We do not want to end this paper on a gloomy note. Enactive theory, it must be underlined, is not techno-deterministic. Following the importance of becoming in enactive theory, we have emphasized that humans and technologies must not be conceptualized as separate entities, but understood as interdependent and in a reciprocal constitutive relation, historical contingent assemblages emerging and evolving together. From this standpoint, it must be emphasized that technology has been omnipresent in the historical development of human capacities, and as such it has not been (cannot be) neutral, shaping and being shaped by the values, beliefs and practices of its users and designers. In a society with evident asymmetries of power between agents and groups, this results in a cascade of effects arising from the resulting struggles that involve the production and implementation of new technologies.
This enactive insight opens the possibility of an emancipatory political perspective. Our analysis allows us to conclude that the design of our digital environments needs to be crucially participative (see the developments already made in the tradition of 'participatory design', Bødker et al. 2022), so that technologies are developed in line with the needs and values of the people that will use it. The impact of technology on society and the individuals is not predetermined but rather is the result of the dynamic interaction between the technology, its users and the socioeconomic and political context. The design of technology brings high political stakes. Technology should be built (and used) to enhance human autonomy and promote human flourishing, and to create a more just and equitable society (for a concrete example, see Barandiaran et al. 2024).

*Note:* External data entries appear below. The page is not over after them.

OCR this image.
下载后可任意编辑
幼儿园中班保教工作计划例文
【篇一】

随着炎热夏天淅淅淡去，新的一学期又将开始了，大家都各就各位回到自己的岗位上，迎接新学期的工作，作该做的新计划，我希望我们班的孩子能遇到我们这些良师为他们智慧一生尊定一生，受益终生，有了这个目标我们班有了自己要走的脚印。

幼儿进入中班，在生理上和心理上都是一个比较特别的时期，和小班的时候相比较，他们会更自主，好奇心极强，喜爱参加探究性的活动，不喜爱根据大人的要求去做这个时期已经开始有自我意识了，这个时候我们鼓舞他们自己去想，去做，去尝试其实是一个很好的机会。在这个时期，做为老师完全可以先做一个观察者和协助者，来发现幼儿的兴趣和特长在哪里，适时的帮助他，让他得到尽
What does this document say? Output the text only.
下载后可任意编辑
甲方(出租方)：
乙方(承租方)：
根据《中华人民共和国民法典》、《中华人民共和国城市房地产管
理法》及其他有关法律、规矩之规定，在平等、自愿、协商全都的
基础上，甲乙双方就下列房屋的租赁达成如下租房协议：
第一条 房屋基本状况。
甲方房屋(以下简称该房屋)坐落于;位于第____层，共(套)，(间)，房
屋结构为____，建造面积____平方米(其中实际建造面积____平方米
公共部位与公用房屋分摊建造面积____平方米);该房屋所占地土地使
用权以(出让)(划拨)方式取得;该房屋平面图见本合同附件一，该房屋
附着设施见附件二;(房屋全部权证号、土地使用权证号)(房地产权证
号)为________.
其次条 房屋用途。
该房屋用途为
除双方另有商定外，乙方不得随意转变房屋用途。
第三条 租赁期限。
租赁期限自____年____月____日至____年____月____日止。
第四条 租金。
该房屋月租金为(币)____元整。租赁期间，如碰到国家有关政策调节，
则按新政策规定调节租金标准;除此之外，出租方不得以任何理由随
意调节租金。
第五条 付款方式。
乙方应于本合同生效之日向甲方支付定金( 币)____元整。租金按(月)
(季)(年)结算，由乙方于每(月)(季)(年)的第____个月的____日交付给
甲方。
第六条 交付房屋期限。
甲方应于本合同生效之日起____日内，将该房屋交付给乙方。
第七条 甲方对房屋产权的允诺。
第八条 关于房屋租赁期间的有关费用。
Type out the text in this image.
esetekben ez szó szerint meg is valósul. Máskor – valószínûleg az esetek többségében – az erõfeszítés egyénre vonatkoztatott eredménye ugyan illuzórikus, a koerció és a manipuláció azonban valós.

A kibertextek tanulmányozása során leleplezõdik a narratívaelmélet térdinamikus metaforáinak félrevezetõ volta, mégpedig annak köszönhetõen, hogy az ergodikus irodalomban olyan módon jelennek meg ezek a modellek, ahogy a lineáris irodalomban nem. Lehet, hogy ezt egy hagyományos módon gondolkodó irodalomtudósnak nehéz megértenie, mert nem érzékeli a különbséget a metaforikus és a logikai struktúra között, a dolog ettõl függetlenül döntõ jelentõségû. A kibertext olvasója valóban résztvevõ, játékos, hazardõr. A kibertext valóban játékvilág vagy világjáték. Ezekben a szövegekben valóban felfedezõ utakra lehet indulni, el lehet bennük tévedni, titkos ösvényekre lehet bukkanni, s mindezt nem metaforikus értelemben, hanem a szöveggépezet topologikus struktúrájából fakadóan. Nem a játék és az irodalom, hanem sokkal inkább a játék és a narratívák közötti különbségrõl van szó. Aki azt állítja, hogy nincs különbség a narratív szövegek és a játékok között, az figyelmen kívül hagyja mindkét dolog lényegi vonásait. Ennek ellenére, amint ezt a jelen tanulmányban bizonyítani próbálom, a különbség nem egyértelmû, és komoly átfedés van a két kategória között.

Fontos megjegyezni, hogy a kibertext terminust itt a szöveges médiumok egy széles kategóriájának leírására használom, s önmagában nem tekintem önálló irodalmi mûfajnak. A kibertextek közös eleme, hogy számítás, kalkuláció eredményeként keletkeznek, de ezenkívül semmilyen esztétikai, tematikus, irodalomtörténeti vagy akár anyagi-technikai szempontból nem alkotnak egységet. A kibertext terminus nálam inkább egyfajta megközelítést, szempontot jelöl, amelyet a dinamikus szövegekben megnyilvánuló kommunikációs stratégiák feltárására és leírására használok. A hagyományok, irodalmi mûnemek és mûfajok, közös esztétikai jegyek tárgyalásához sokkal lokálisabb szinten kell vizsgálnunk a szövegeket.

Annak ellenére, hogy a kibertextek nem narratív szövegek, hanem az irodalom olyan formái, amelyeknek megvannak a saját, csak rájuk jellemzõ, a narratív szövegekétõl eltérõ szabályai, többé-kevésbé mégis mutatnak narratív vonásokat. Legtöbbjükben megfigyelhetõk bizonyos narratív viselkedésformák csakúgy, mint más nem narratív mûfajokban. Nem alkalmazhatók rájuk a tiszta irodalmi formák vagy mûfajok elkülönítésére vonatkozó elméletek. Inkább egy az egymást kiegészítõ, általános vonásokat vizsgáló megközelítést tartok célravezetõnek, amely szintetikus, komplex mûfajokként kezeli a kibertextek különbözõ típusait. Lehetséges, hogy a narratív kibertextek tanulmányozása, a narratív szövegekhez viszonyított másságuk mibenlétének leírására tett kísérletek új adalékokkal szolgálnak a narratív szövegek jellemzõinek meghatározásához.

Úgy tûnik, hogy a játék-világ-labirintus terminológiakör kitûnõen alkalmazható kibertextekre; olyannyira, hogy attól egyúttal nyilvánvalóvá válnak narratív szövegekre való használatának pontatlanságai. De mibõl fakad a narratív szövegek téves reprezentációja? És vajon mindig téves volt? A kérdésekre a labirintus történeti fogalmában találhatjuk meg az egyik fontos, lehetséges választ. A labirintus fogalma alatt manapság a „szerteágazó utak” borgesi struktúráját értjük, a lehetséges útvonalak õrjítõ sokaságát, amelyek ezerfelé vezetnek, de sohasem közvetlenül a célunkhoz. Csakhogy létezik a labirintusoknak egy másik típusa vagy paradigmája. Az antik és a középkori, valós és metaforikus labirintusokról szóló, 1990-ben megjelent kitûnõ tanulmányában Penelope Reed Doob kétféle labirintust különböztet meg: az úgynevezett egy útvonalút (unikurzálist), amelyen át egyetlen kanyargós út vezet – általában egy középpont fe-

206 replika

The scientific and theoretical knowledge we build is part of the education of attention with which we enter the digital world. Contemporary cognitive science can and should benefit from a conception of attention that does not forget the embodied and historical nature of our mental life. Cognitivist assumptions only get us, in the best scenario, to an abstract understanding of attention that hides the specific extractive, political and economical nature of our digital environments. An improved understanding of attention, grounded on the enactive notion of habit and its conception of agents as bundles of habits, allowed us to perceive the multiple dimensions concealed in the phenomena of attention and attention capture. Crucially, the normative dimension that the enactive framework provides makes it possible to connect these insights with the analysis of the harmful techno-political nature of algorithmic governance in contemporary platform capitalism. In this paper we have prompted (theoretical) attention to the consequences of different scientific theories of attention not only to correctly characterize contemporary techno-political economy and its psychological consequences, but also to move towards creating more sustainable attention ecologies, caring for the fragile and precarious nature of our identities as autonomous bundles of habits.